# Logarithms

• Jul 20th 2009, 03:34 AM
smmmc
Logarithms
Hey need help on the 3 questions,

thanks heaps
• Jul 20th 2009, 03:47 AM
yeongil
$y = 3\log_{2}(5x) + 2$

You have to know that for your basic logarithm function $y = \log_{b}x$ the asymptote is at x = 0. The only way that it would change is if we have a horizontal shift. Do we in $y = 3\log_{2}(5x) + 2$? (In other words what do the 3, 5, and +2 do?) If you can answer that, then you have the answer to the problem.

As for #9,
Quote:

Which one of the following functions has a graph with a veritcal asymptote with equation x = b?
Here's a hint: two of the choices can be eliminated because they do not have vertical asymptotes at all (instead, they only have a horizontal asymptote). Do you know which 2?

01
• Jul 20th 2009, 04:32 AM
smmmc
its a toss up between a and b hrmm
• Jul 20th 2009, 05:03 AM
Soroban
Hello, smmmc!

I have a solution for #8, but there must be a better way.

Quote:

Given $3^x \:=\:4^y \:=\:12^z$, show that: . $z \:=\:\frac{xy}{x+y}$

We have: . $3^x \:=\:12^z$

. . Take logs: . $\log(3^x) \:=\:\log(12^z) \quad\Rightarrow\quad x\log3 \:=\:z\log12$

. . And we have: . $\log3 \:=\:\frac{z\log12}{x}$ .[1]

We have: . $4^y \:=\:12^z$

. . Take logs: . $\log(4^y) \:=\:\log(12^z) \quad\Rightarrow\quad y\log4 \:=\:z\log12$

. . And we have: . $\log4 \:=\:\frac{z\log12}{y}$ .[2]

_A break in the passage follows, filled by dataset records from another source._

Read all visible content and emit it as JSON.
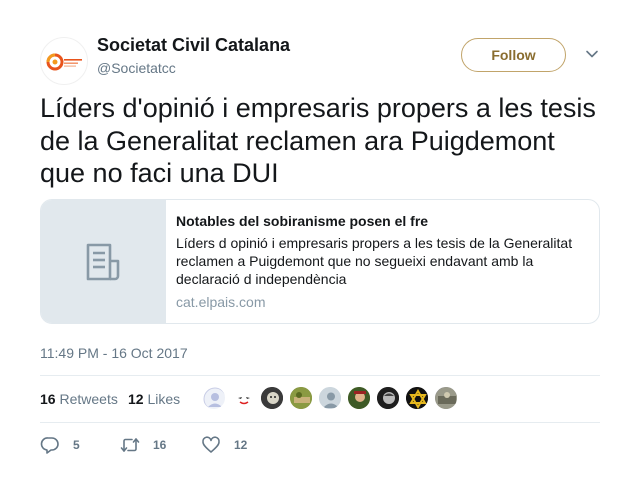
{
  "account": {
    "display_name": "Societat Civil Catalana",
    "handle": "@Societatcc",
    "avatar_icon": "societat-civil-catalana-logo"
  },
  "follow_button": {
    "label": "Follow"
  },
  "tweet": {
    "text": "Líders d'opinió i empresaris propers a les tesis de la Generalitat reclamen ara Puigdemont que no faci una DUI",
    "timestamp": "11:49 PM - 16 Oct 2017"
  },
  "card": {
    "title": "Notables del sobiranisme posen el fre",
    "description": "Líders d opinió i empresaris propers a les tesis de la Generalitat reclamen a Puigdemont que no segueixi endavant amb la declaració d independència",
    "domain": "cat.elpais.com",
    "media_icon": "document-icon"
  },
  "stats": {
    "retweets_count": "16",
    "retweets_label": "Retweets",
    "likes_count": "12",
    "likes_label": "Likes"
  },
  "actions": {
    "reply_count": "5",
    "retweet_count": "16",
    "like_count": "12"
  },
  "colors": {
    "follow_border": "#c1a46a",
    "follow_text": "#8a6d2f",
    "muted": "#657786",
    "card_placeholder": "#e1e8ed"
  }
}
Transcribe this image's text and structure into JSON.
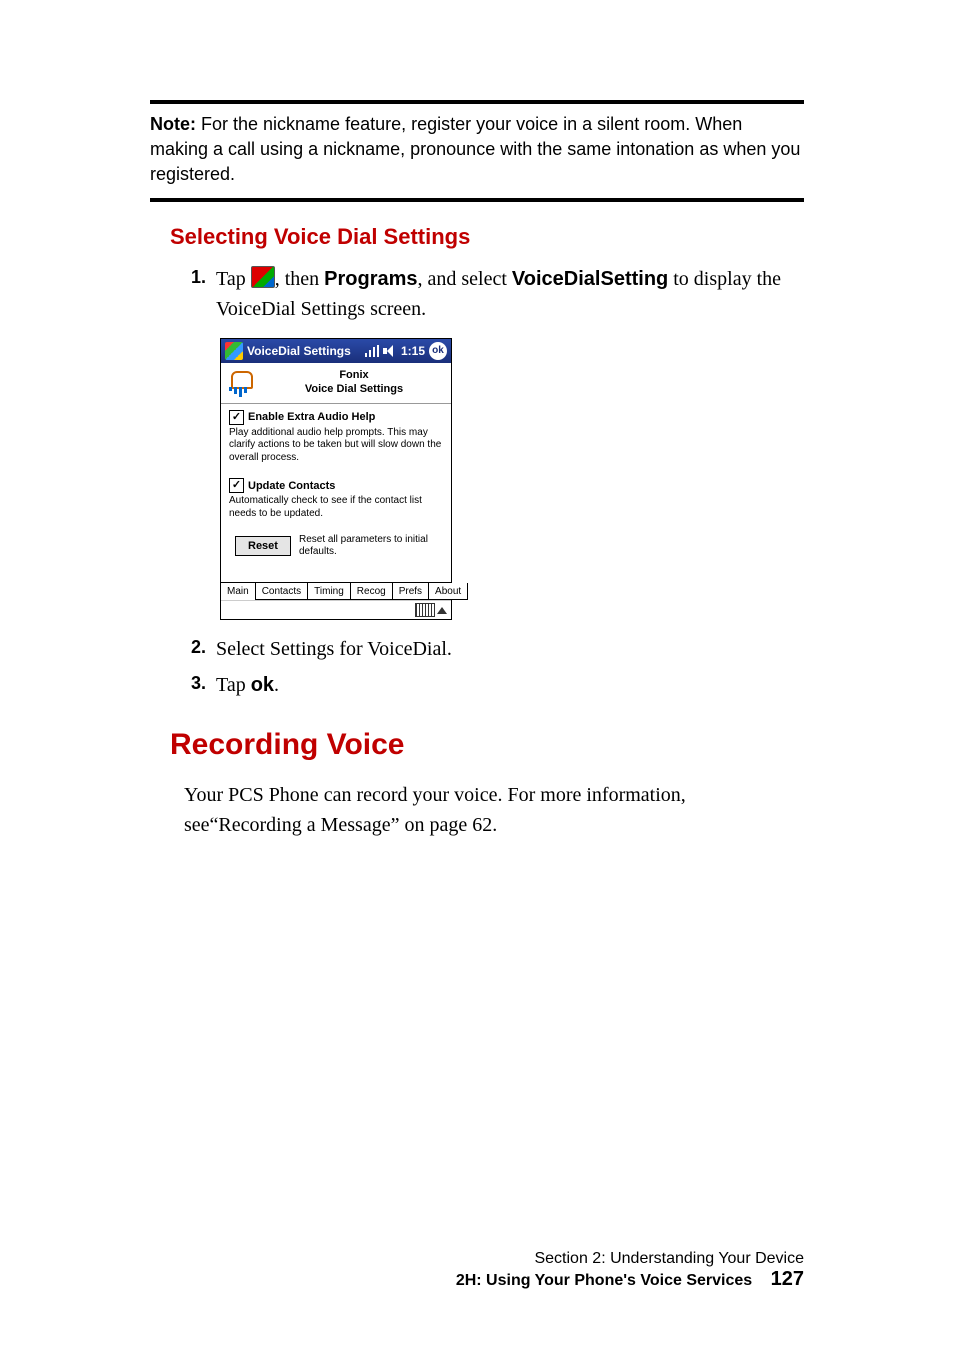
{
  "note": {
    "label": "Note:",
    "text": " For the nickname feature, register your voice in a silent room. When making a call using a nickname, pronounce with the same intonation as when you registered."
  },
  "section_heading": "Selecting Voice Dial Settings",
  "step1": {
    "num": "1.",
    "pre": "Tap ",
    "mid1": ", then ",
    "bold1": "Programs",
    "mid2": ", and select ",
    "bold2": "VoiceDialSetting",
    "mid3": " to display the VoiceDial Settings screen."
  },
  "ppc": {
    "title": "VoiceDial Settings",
    "time": "1:15",
    "ok": "ok",
    "brand": "Fonix",
    "subtitle": "Voice Dial Settings",
    "opt1_label": "Enable Extra Audio Help",
    "opt1_desc": "Play additional audio help prompts. This may clarify actions to be taken but will slow down the overall process.",
    "opt2_label": "Update Contacts",
    "opt2_desc": "Automatically check to see if the contact list needs to be updated.",
    "reset_btn": "Reset",
    "reset_desc": "Reset all parameters to initial defaults.",
    "tabs": [
      "Main",
      "Contacts",
      "Timing",
      "Recog",
      "Prefs",
      "About"
    ],
    "chk_mark": "✓"
  },
  "step2": {
    "num": "2.",
    "text": "Select Settings for VoiceDial."
  },
  "step3": {
    "num": "3.",
    "pre": "Tap ",
    "bold": "ok",
    "post": "."
  },
  "h2": "Recording Voice",
  "para": "Your PCS Phone can record your voice. For more information, see“Recording a Message” on page 62.",
  "footer": {
    "line1": "Section 2: Understanding Your Device",
    "line2": "2H: Using Your Phone's Voice Services",
    "page": "127"
  }
}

$\text{Add }{\color{blue}[1]}\text{ and }{\color{blue}[2]}\!:\quad \underbrace{\log3 + \log 4}_{\text{This is }\log12} \;=\;\frac{z\log12}{x} + \frac{z\log12}{y} \;=\;z\log12\left(\frac{x+y}{xy}\right)$

Hence: . $\log12 \;=\;z\log12\left(\frac{x+y}{xy}\right) \quad\Rightarrow\quad 1 \;=\;z\left(\frac{x+y}{xy}\right)$

. . Therefore: . $z \;=\;\frac{xy}{x+y}$